Spirometric traits show quantile-dependent heritability, which may contribute to their gene-environment interactions with smoking and pollution.

Abstract

Background“Quantile-dependent expressivity” refers to a genetic effect that is dependent upon whether the phenotype (e.g., spirometric data) is high or low relative to its population distribution. Forced vital capacity (FVC), forced expiratory volume in 1 second (FEV1), and the FEV1/FVC ratio are moderately heritable spirometric traits. The aim of the analyses is to test whether their heritability (h2) is constant over all quantiles of their distribution.MethodsQuantile regression was applied to the mean age, sex, height and smoking-adjusted spirometric data over multiple visits in 9,993 offspring-parent pairs and 1,930 sibships from the Framingham Heart Study to obtain robust estimates of offspring-parent (βOP), offspring-midparent (βOM), and full-sib regression slopes (βFS). Nonparametric significance levels were obtained from 1,000 bootstrap samples. βOPs were used as simple indicators of quantile-specific heritability (i.e., h2 = 2βOP/(1+rspouse), where rspouse was the correlation between spouses).ResultsβOP ± standard error (SE) decreased by 0.0009 ± 0.0003 (P = 0.003) with every one-percent increment in the population distribution of FEV1/FVC, i.e., βOP ± SE were: 0.182 ± 0.031, 0.152 ± 0.015; 0.136 ± 0.011; 0.121 ± 0.013; and 0.099 ± 0.013 at the 10th, 25th, 50th, 75th, and 90th percentiles of the FEV1/FVC distribution, respectively. These correspond to h2 ± SEs of 0.350 ± 0.060 at the 10th, 0.292 ± 0.029 at the 25th, 0.262 ± 0.020 at the 50th, 0.234 ± 0.025 at the 75th, and 0.191 ± 0.025 at the 90th percentiles of the FEV1/FVC ratio.
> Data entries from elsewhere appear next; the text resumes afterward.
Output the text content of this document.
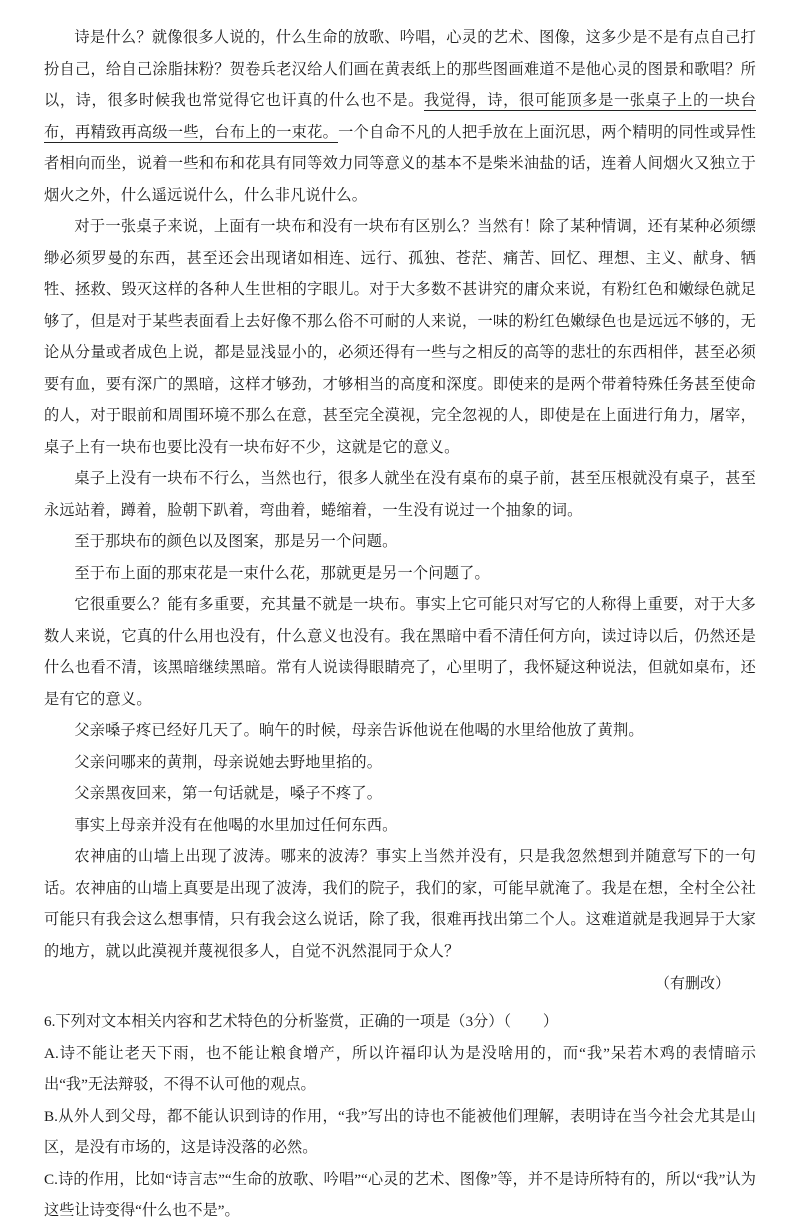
诗是什么？就像很多人说的，什么生命的放歌、吟唱，心灵的艺术、图像，这多少是不是有点自己打扮自己，给自己涂脂抹粉？贺卷兵老汉给人们画在黄表纸上的那些图画难道不是他心灵的图景和歌唱？所以，诗，很多时候我也常觉得它也讦真的什么也不是。我觉得，诗，很可能顶多是一张桌子上的一块台布，再精致再高级一些，台布上的一束花。一个自命不凡的人把手放在上面沉思，两个精明的同性或异性者相向而坐，说着一些和布和花具有同等效力同等意义的基本不是柴米油盐的话，连着人间烟火又独立于烟火之外，什么遥远说什么，什么非凡说什么。

对于一张桌子来说，上面有一块布和没有一块布有区别么？当然有！除了某种情调，还有某种必须缥缈必须罗曼的东西，甚至还会出现诸如相连、远行、孤独、苍茫、痛苦、回忆、理想、主义、献身、牺牲、拯救、毁灭这样的各种人生世相的字眼儿。对于大多数不甚讲究的庸众来说，有粉红色和嫩绿色就足够了，但是对于某些表面看上去好像不那么俗不可耐的人来说，一味的粉红色嫩绿色也是远远不够的，无论从分量或者成色上说，都是显浅显小的，必须还得有一些与之相反的高等的悲壮的东西相伴，甚至必须要有血，要有深广的黑暗，这样才够劲，才够相当的高度和深度。即使来的是两个带着特殊任务甚至使命的人，对于眼前和周围环境不那么在意，甚至完全漠视，完全忽视的人，即使是在上面进行角力，屠宰，桌子上有一块布也要比没有一块布好不少，这就是它的意义。

桌子上没有一块布不行么，当然也行，很多人就坐在没有桌布的桌子前，甚至压根就没有桌子，甚至永远站着，蹲着，脸朝下趴着，弯曲着，蜷缩着，一生没有说过一个抽象的词。

至于那块布的颜色以及图案，那是另一个问题。

至于布上面的那束花是一束什么花，那就更是另一个问题了。

它很重要么？能有多重要，充其量不就是一块布。事实上它可能只对写它的人称得上重要，对于大多数人来说，它真的什么用也没有，什么意义也没有。我在黑暗中看不清任何方向，读过诗以后，仍然还是什么也看不清，该黑暗继续黑暗。常有人说读得眼睛亮了，心里明了，我怀疑这种说法，但就如桌布，还是有它的意义。

父亲嗓子疼已经好几天了。晌午的时候，母亲告诉他说在他喝的水里给他放了黄荆。

父亲问哪来的黄荆，母亲说她去野地里掐的。

父亲黑夜回来，第一句话就是，嗓子不疼了。

事实上母亲并没有在他喝的水里加过任何东西。

农神庙的山墙上出现了波涛。哪来的波涛？事实上当然并没有，只是我忽然想到并随意写下的一句话。农神庙的山墙上真要是出现了波涛，我们的院子，我们的家，可能早就淹了。我是在想，全村全公社可能只有我会这么想事情，只有我会这么说话，除了我，很难再找出第二个人。这难道就是我迥异于大家的地方，就以此漠视并蔑视很多人，自觉不汎然混同于众人？

（有删改）
6.下列对文本相关内容和艺术特色的分析鉴赏，正确的一项是（3分）（ ）
A.诗不能让老天下雨，也不能让粮食增产，所以许福印认为是没啥用的，而“我”呆若木鸡的表情暗示出“我”无法辩驳，不得不认可他的观点。
B.从外人到父母，都不能认识到诗的作用，“我”写出的诗也不能被他们理解，表明诗在当今社会尤其是山区，是没有市场的，这是诗没落的必然。
C.诗的作用，比如“诗言志”“生命的放歌、吟唱”“心灵的艺术、图像”等，并不是诗所特有的，所以“我”认为这些让诗变得“什么也不是”。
Maximum mid-expiratory flow (MMEF) h2 ± SEs increased 0.0025 ± 0.0007 (P = 0.0004) with every one-percent increment in its distribution, i.e.: 0.467 ± 0.046, 0.467 ± 0.033, 0.554 ± 0.038, 0.615 ± 0.042, and 0.675 ± 0.060 at the 10th, 25th, 50th, 75th, and 90th percentiles of its distribution. This was due to forced expiratory flow at 75% of FVC (FEF75%), whose quantile-specific h2 increased an average of 0.0042 ± 0.0008 for every one-percent increment in its distribution. It is speculated that previously reported gene-environment interactions may be partially attributable to quantile-specific h2, i.e., greater heritability in individuals with lower FEV1/FVC due to smoking or airborne particles exposure vs. nonsmoking, unexposed individuals.ConclusionHeritabilities of FEV1/FVC, MMEF, and FEF75% from quantile-regression of offspring-parent and sibling spirometric data suggest their quantile-dependent expressivity.